Composite volume -- trading in NYSE-listed issues on the exchange floor and in outside markets -- came to 27,416,699,847 shares, well above the 25,358,852,472 traded the year before.

The most active day was Aug. 3 when 236,565,110 shares changed hands, surpassing the previous record set Nov. 4, 1982 when 149,385,480 shares were traded.

Volume topped the 200 million share mark twice during 1984, on Aug. 3 and on Aug. 6 when 203,046,720 shares were exchanged.

The most active week was that ending Aug. 10 when a record 754,608,714 shares were traded.


The heaviest month was August when 2,527,524,003 shares were traded, just edging out the January total of 2,215,874,852. However, both were far above June 1983, last year's most active month, when only 1,974,031,673 shares crossed the tape.

Daily floor volume averaged an unprecedented 90.47 million shares, compared with 85.2 million shares in 1983.

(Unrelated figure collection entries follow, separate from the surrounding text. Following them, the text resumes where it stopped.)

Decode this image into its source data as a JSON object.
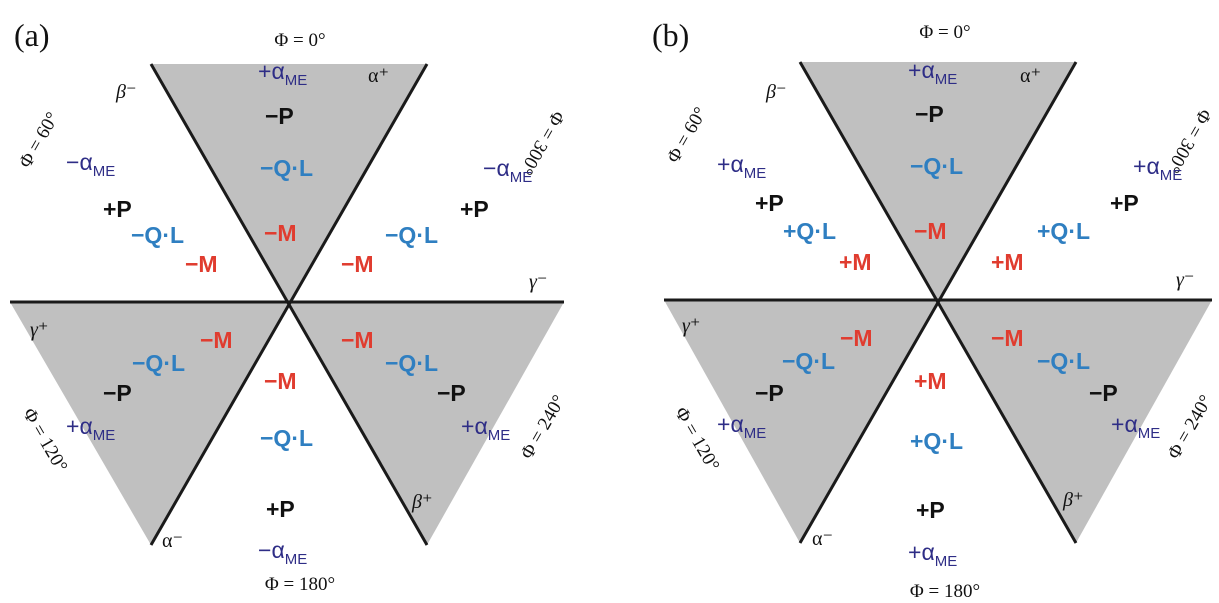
{
  "colors": {
    "shade": "#c0c0c0",
    "line": "#1a1a1a",
    "alpha_me": "#2e2d86",
    "polarization": "#111111",
    "ql": "#2f7fc1",
    "magnetization": "#e03c2f"
  },
  "panels": [
    {
      "label": "(a)",
      "axis_labels": {
        "alpha_plus": "α⁺",
        "alpha_minus": "α⁻",
        "beta_plus": "β⁺",
        "beta_minus": "β⁻",
        "gamma_plus": "γ⁺",
        "gamma_minus": "γ⁻"
      },
      "phi_labels": {
        "phi_0": "Φ = 0°",
        "phi_60": "Φ = 60°",
        "phi_120": "Φ = 120°",
        "phi_180": "Φ = 180°",
        "phi_240": "Φ = 240°",
        "phi_300": "Φ = 300°"
      },
      "sectors": [
        {
          "id": "s0",
          "alpha_sign": "+",
          "alpha_sub": "ME",
          "P": "−P",
          "QL": "−Q·L",
          "M": "−M"
        },
        {
          "id": "s60",
          "alpha_sign": "−",
          "alpha_sub": "ME",
          "P": "+P",
          "QL": "−Q·L",
          "M": "−M"
        },
        {
          "id": "s120",
          "alpha_sign": "+",
          "alpha_sub": "ME",
          "P": "−P",
          "QL": "−Q·L",
          "M": "−M"
        },
        {
          "id": "s180",
          "alpha_sign": "−",
          "alpha_sub": "ME",
          "P": "+P",
          "QL": "−Q·L",
          "M": "−M"
        },
        {
          "id": "s240",
          "alpha_sign": "+",
          "alpha_sub": "ME",
          "P": "−P",
          "QL": "−Q·L",
          "M": "−M"
        },
        {
          "id": "s300",
          "alpha_sign": "−",
          "alpha_sub": "ME",
          "P": "+P",
          "QL": "−Q·L",
          "M": "−M"
        }
      ]
    },
    {
      "label": "(b)",
      "axis_labels": {
        "alpha_plus": "α⁺",
        "alpha_minus": "α⁻",
        "beta_plus": "β⁺",
        "beta_minus": "β⁻",
        "gamma_plus": "γ⁺",
        "gamma_minus": "γ⁻"
      },
      "phi_labels": {
        "phi_0": "Φ = 0°",
        "phi_60": "Φ = 60°",
        "phi_120": "Φ = 120°",
        "phi_180": "Φ = 180°",
        "phi_240": "Φ = 240°",
        "phi_300": "Φ = 300°"
      },
      "sectors": [
        {
          "id": "s0",
          "alpha_sign": "+",
          "alpha_sub": "ME",
          "P": "−P",
          "QL": "−Q·L",
          "M": "−M"
        },
        {
          "id": "s60",
          "alpha_sign": "+",
          "alpha_sub": "ME",
          "P": "+P",
          "QL": "+Q·L",
          "M": "+M"
        },
        {
          "id": "s120",
          "alpha_sign": "+",
          "alpha_sub": "ME",
          "P": "−P",
          "QL": "−Q·L",
          "M": "−M"
        },
        {
          "id": "s180",
          "alpha_sign": "+",
          "alpha_sub": "ME",
          "P": "+P",
          "QL": "+Q·L",
          "M": "+M"
        },
        {
          "id": "s240",
          "alpha_sign": "+",
          "alpha_sub": "ME",
          "P": "−P",
          "QL": "−Q·L",
          "M": "−M"
        },
        {
          "id": "s300",
          "alpha_sign": "+",
          "alpha_sub": "ME",
          "P": "+P",
          "QL": "+Q·L",
          "M": "+M"
        }
      ]
    }
  ]
}
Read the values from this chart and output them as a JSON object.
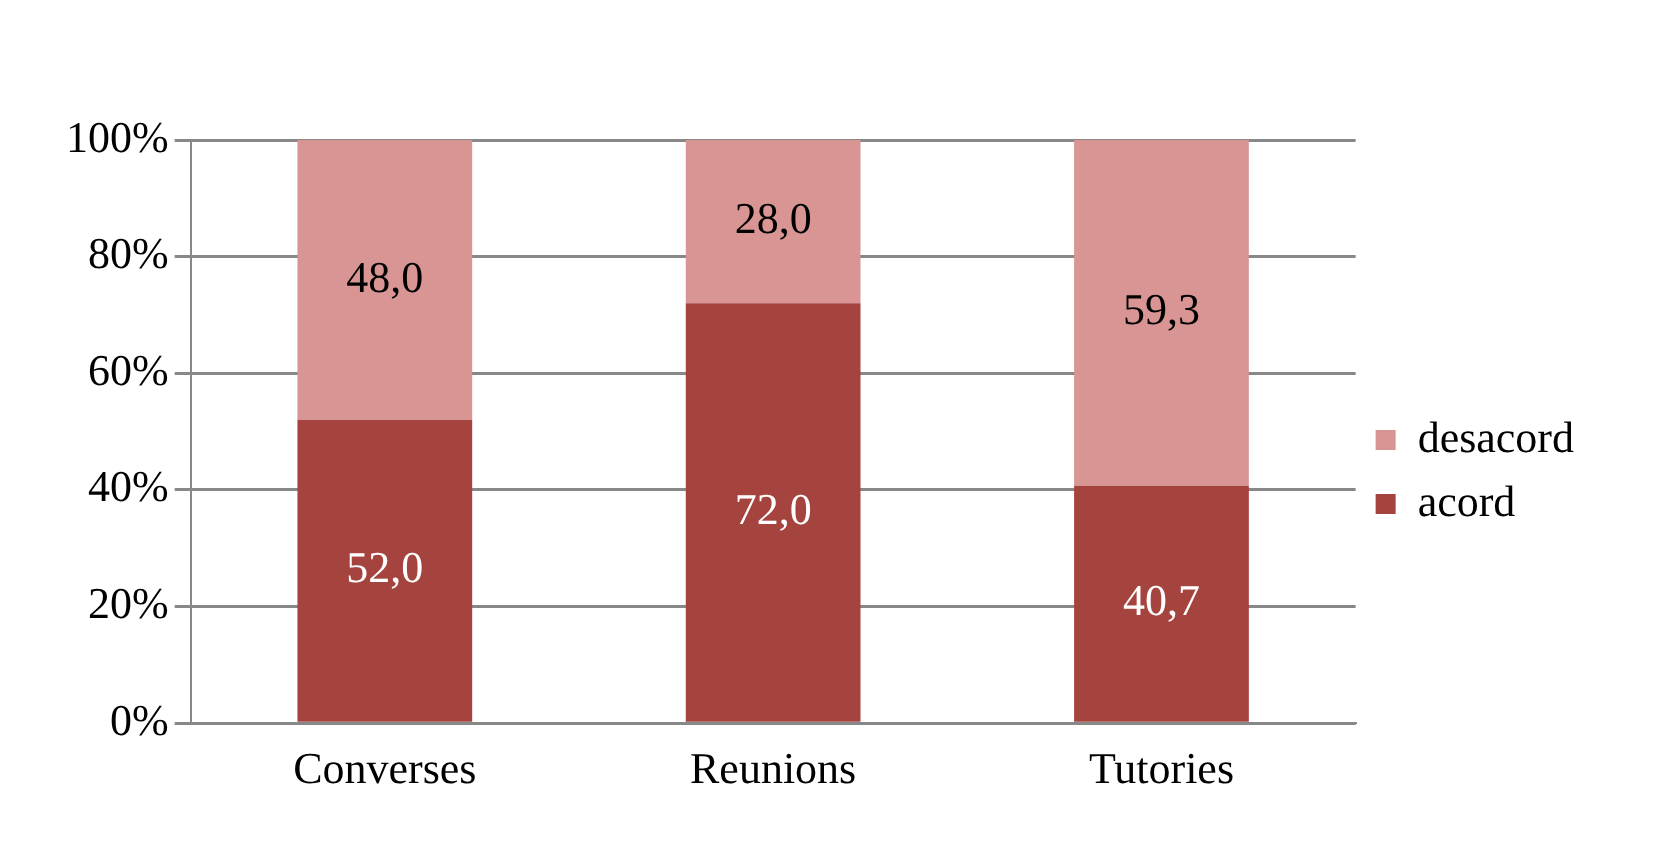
{
  "chart_data": {
    "type": "bar",
    "stacked": true,
    "categories": [
      "Converses",
      "Reunions",
      "Tutories"
    ],
    "series": [
      {
        "name": "acord",
        "color": "#a5433f",
        "values": [
          52.0,
          72.0,
          40.7
        ],
        "value_labels": [
          "52,0",
          "72,0",
          "40,7"
        ]
      },
      {
        "name": "desacord",
        "color": "#d99593",
        "values": [
          48.0,
          28.0,
          59.3
        ],
        "value_labels": [
          "48,0",
          "28,0",
          "59,3"
        ]
      }
    ],
    "ylim": [
      0,
      100
    ],
    "yticks": [
      {
        "value": 0,
        "label": "0%"
      },
      {
        "value": 20,
        "label": "20%"
      },
      {
        "value": 40,
        "label": "40%"
      },
      {
        "value": 60,
        "label": "60%"
      },
      {
        "value": 80,
        "label": "80%"
      },
      {
        "value": 100,
        "label": "100%"
      }
    ],
    "grid": "y",
    "legend": "right"
  }
}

Monthly turnover of about 1.90 billion was well ahead of last year's turnover of 1.77 billion shares.

By way of contrast, analysts noted that only 958 million shares were traded in the entire year of 1960.

Floor trading in 1984 topped 125 million shares in 16 sessions -- or every 16 operating days.

Floor trading in 1984 topped 100 million shares in 58 sessions -- or every 4.3 operating days. This topped the 41 sessions in 1983 when turnover exceeded this level.

'We look forward to the ability to handle share days exceeding 250 million,' John J. Phelan Jr., said NYSE chief operating officer.

'This year's volume was not surprising since volume usually begets volume, and since rising stock prices -- which have been an obvious market phenomenon over most of the past year -- traditionally have attracted large numbers of investors into the market,' he observed.


The holidays and hot summer days of August played havoc with trading on the exchange as volume fell below 60 million shares during six trading sessions in 1984.

The slowest trading day of the year was on Columbus Day, Oct. 8, when 46,363,960 shares changed hands. In 1983 the slowest session was on Aug. 29 when 53,032,991 shares were traded.

Warrant volume for 1984 fell by more than 45 percent to 86,249,700 shares from the 157,481,500 in the preceding year.